Game 33: Avila shows some aggressiveness
At some point in this Tigers homestand, Alex Avila will have his 1500th plate appearance in the big leagues. Until Friday, he had put a 3-0 pitch in play in just two of those. The first was an RBI double in 2011. The second was a sacrifice fly last year.
Then with two runners on base on Friday, after Corey Kluber strangely spent his first three pitches trying to get Avila to chase pitches off the plate, Avila knew he was going to get a pitch he could hit and jumped it.
“Obviously in that situation, you’re going to green-light him,” Jim Leyland said. “He was selective and he got a good pitch to hit, and he did what you’re supposed to do with it, pull it. You’re not supposed to hit a 3-0 pitch in most cases to left field. You’re supposed to look for something you can turn on, and he turned on it and hit it good.
“He’s swung better the last few days. He hit the big home run in Houston. He swung the bat extremely well [Thursday], didn’t get anything to show for it really. So he’s swinging better.”
For what it’s worth, Avila has been productive in three-ball counts this year: 30 plate appearances, nine walks, eight hits, two doubles and a home run, with a .381 (8-for-21) average, more than 100 points above his career mark. He’s 13-for-32 (.406) hitting when he’s ahead in the count. In situations, his selectiveness is paying off.
Play of the game: Though Prince Fielder’s home run was the majestic drive, Nick Swisher and Terry Francona both said Miguel Cabrera’s three-run homer was the crushing blow, turning a 4-2 game into a 7-2 rout.
Outs of the game: Actually, there were eight of them in a row from Max Scherzer, and they came in the middle innings while the Tigers were pulling away. Considering Scherzer criticized himself twice this season for struggling to come back effectively after sitting during a long rally, that effectiveness, particularly in the sixth inning, was huge. Scherzer technically didn’t finish with a quality start, allowing four runs over eight innings, but it was exactly what the Tigers needed in another rout behind him.
“When the big innings happened, I was able to throw up a zero or allow them a run, keep it to minimal damage at best,” Scherzer said. “And typically they’re quick innings.”
Line of the game: Scherzer allowed four runs, but on just five hits, with no walks and seven strikeouts.

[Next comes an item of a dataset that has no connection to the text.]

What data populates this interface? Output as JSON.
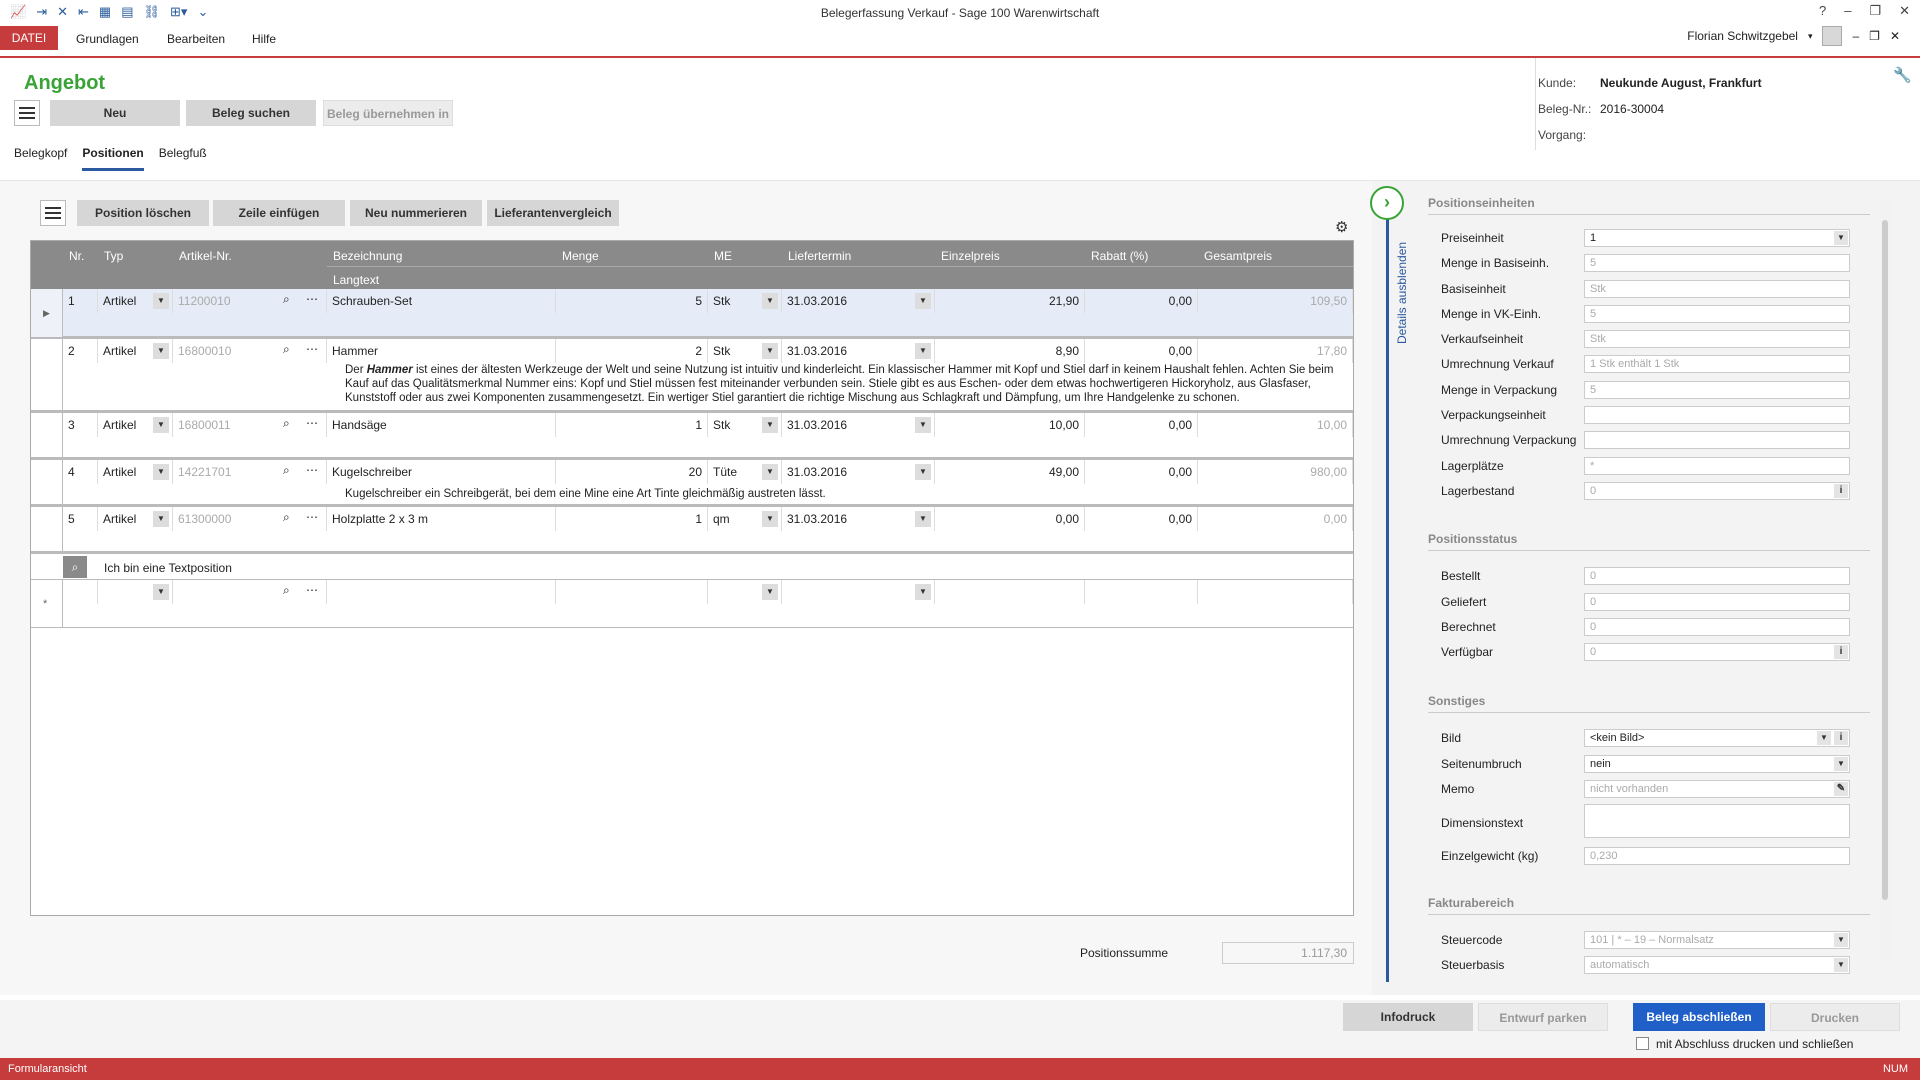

Four of the five hits went for extra bases, including a double and a triple from Nick Swisher, and Swisher followed his triple by scoring on a groundout. The Indians added two more run-scoring outs in the seventh.
Stat of the game: 40 — RBIs for Miguel Cabrera through 33 games, the second-highest total ever by a Tiger through that many games. Hank Greenberg drove in 41 runs over the Tigers’ first 33 games in 1937. He finished with 183 RBIs that season.